Ultimately the question as always comes down to whether we want to have a government that is in the business of murdering our fellow citizens so that the rest of us can feel smug and sanctimonious while continuing to avoid building a society in which acts of violence committed by some members of our society are at the very least reduced by eliminating poverty, improving education, and behaving in a general manner that illustrates our Biblican heritage of being our brother's keeper.

The Space/Time Continuum: Since the end of World War Two, it has become cliche to remark on the Earth as a shrinking planet. Considering the rapidly growing population and the complexity of issues that everyone must face today, perhaps the Earth hasn't shrunk at all. Maybe it's expanding. If so, we'd better hope the growth is sustainable.

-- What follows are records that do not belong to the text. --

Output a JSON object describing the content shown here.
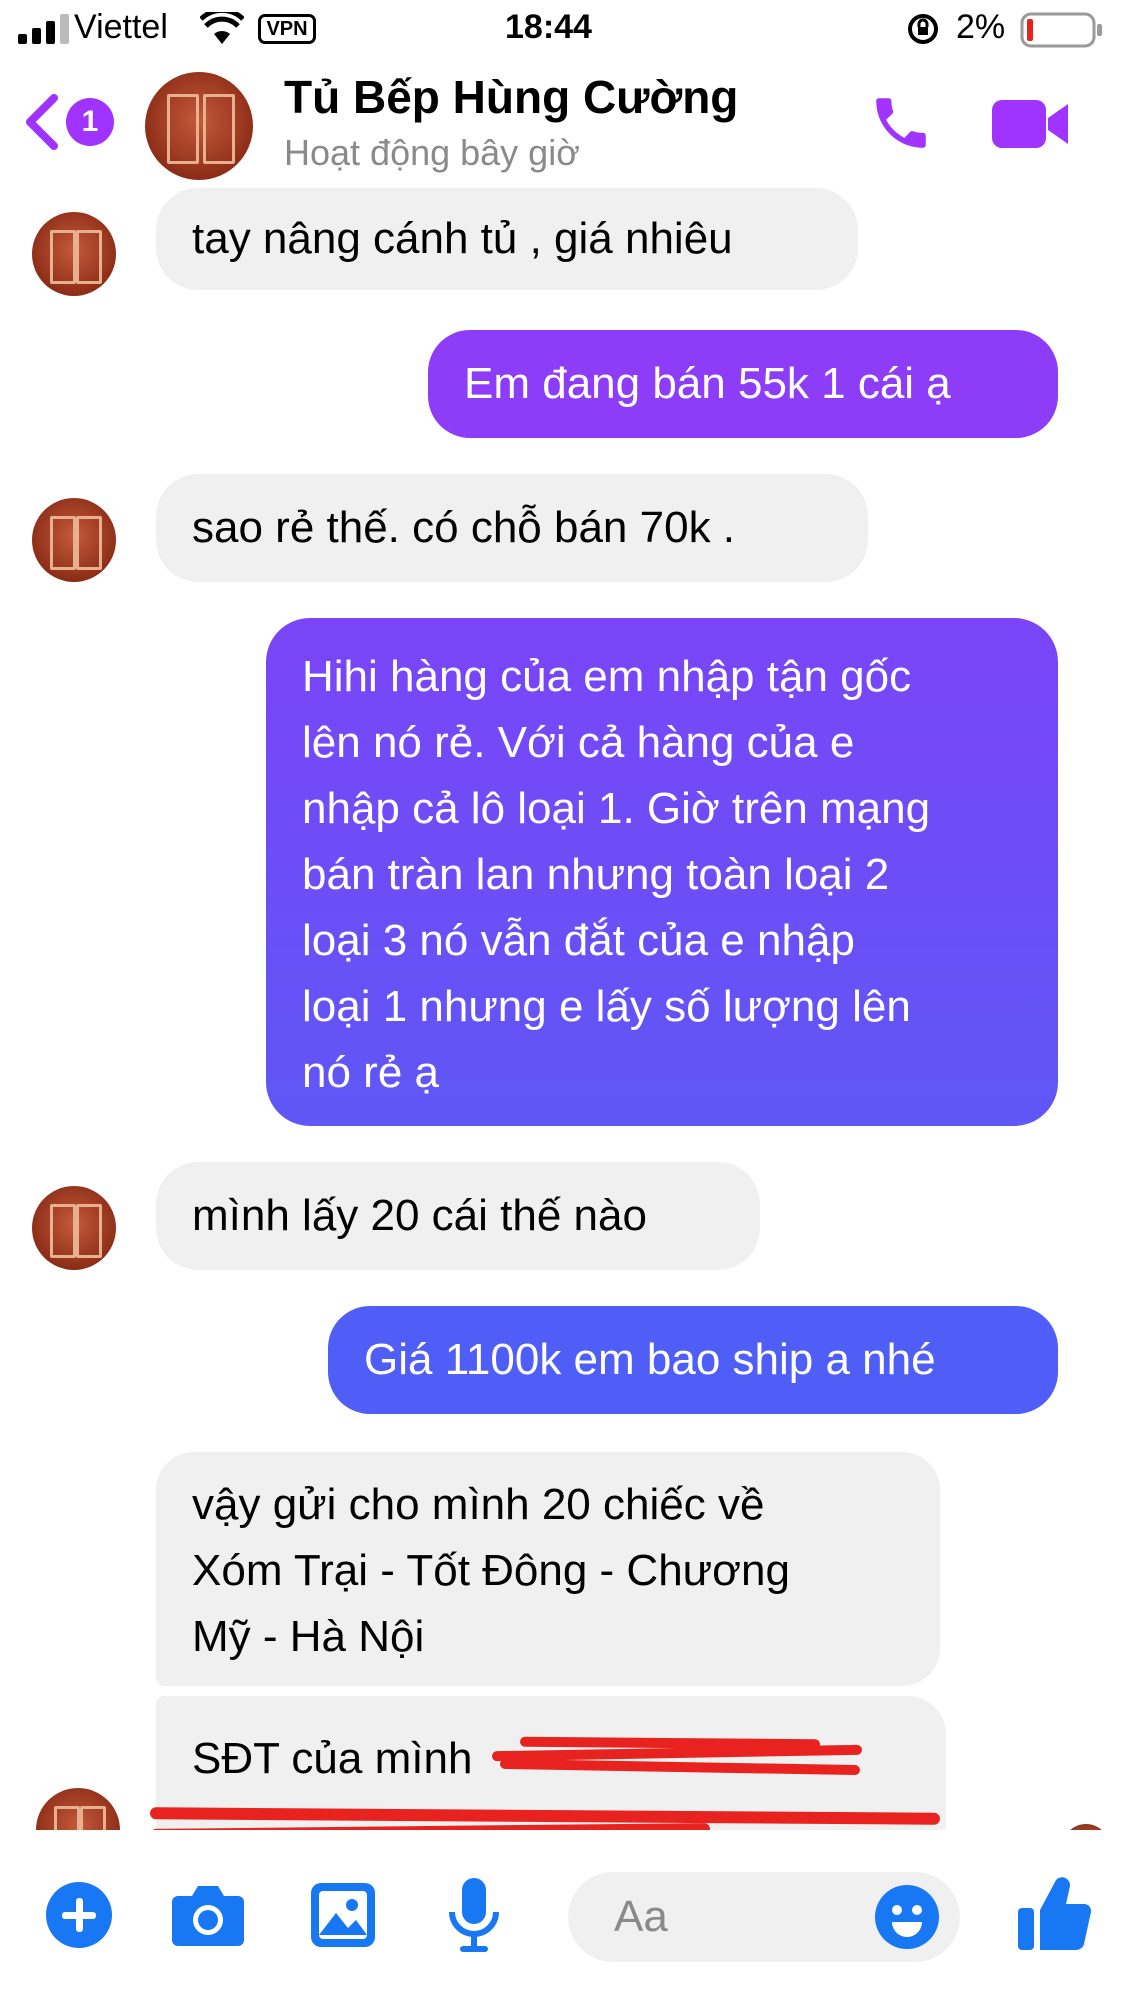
{
  "status_bar": {
    "carrier": "Viettel",
    "vpn": "VPN",
    "time": "18:44",
    "battery": "2%"
  },
  "header": {
    "back_badge": "1",
    "contact_name": "Tủ Bếp Hùng Cường",
    "active_status": "Hoạt động bây giờ"
  },
  "messages": [
    {
      "side": "in",
      "text": "tay nâng cánh tủ , giá nhiêu"
    },
    {
      "side": "out",
      "text": "Em đang bán 55k 1 cái ạ"
    },
    {
      "side": "in",
      "text": "sao rẻ thế. có chỗ bán 70k ."
    },
    {
      "side": "out",
      "lines": [
        "Hihi hàng của em nhập tận gốc",
        "lên nó rẻ. Với cả hàng của e",
        "nhập cả lô loại 1. Giờ trên mạng",
        "bán tràn lan nhưng toàn loại 2",
        "loại 3 nó vẫn đắt của e nhập",
        "loại 1 nhưng e lấy số lượng lên",
        "nó rẻ ạ"
      ]
    },
    {
      "side": "in",
      "text": "mình lấy 20 cái thế nào"
    },
    {
      "side": "out",
      "text": "Giá 1100k em bao ship a nhé"
    },
    {
      "side": "in",
      "lines": [
        "vậy gửi cho mình 20 chiếc về",
        "Xóm Trại - Tốt Đông - Chương",
        "Mỹ - Hà Nội"
      ]
    },
    {
      "side": "in",
      "text": "SĐT của mình"
    }
  ],
  "composer": {
    "placeholder": "Aa"
  },
  "colors": {
    "accent": "#a033ff",
    "bubble_out_1": "#8d3cf7",
    "bubble_out_2": "#6a4df7",
    "bubble_out_3": "#4f5ef6",
    "bubble_in": "#f0f0f0",
    "toolbar_icon": "#1877f2",
    "redaction": "#e8231f"
  }
}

Speaking of Complex Places: Bill Gates, the world's richest man and co-founder of the Bill & Melinda Gates Foundation, addressed the nation's governors recently and chided them over the collapse of education in America, particularly the floundering morass that we call "high school."

According to Gates, "
today only one-third of our students graduate from high school ready for college, work and citizenship." Gates wants us to "design high schools to meet the needs of the 21st century." Gates gave the governors a figure meant to startle, perhaps even terrify them when he reported that China, a country that is yet to meet the standards of a developed nation, is matriculating six (6) times as many engineers as U.S. colleges. Gates places the blame on poorly designed high schools.

In typical CEO fashion, Gates has tossed down the gauntlet, but his sole suggestion for a solution to the problem was "high schools should be smaller." It was good to see someone of Gates' stature take a public stand on this issue. But we must remember that Brother Bill got to be the world's richest man by being the world's most effective salesman. Someone else will have to engineer the right changes in our educational system before the salesman can sell it.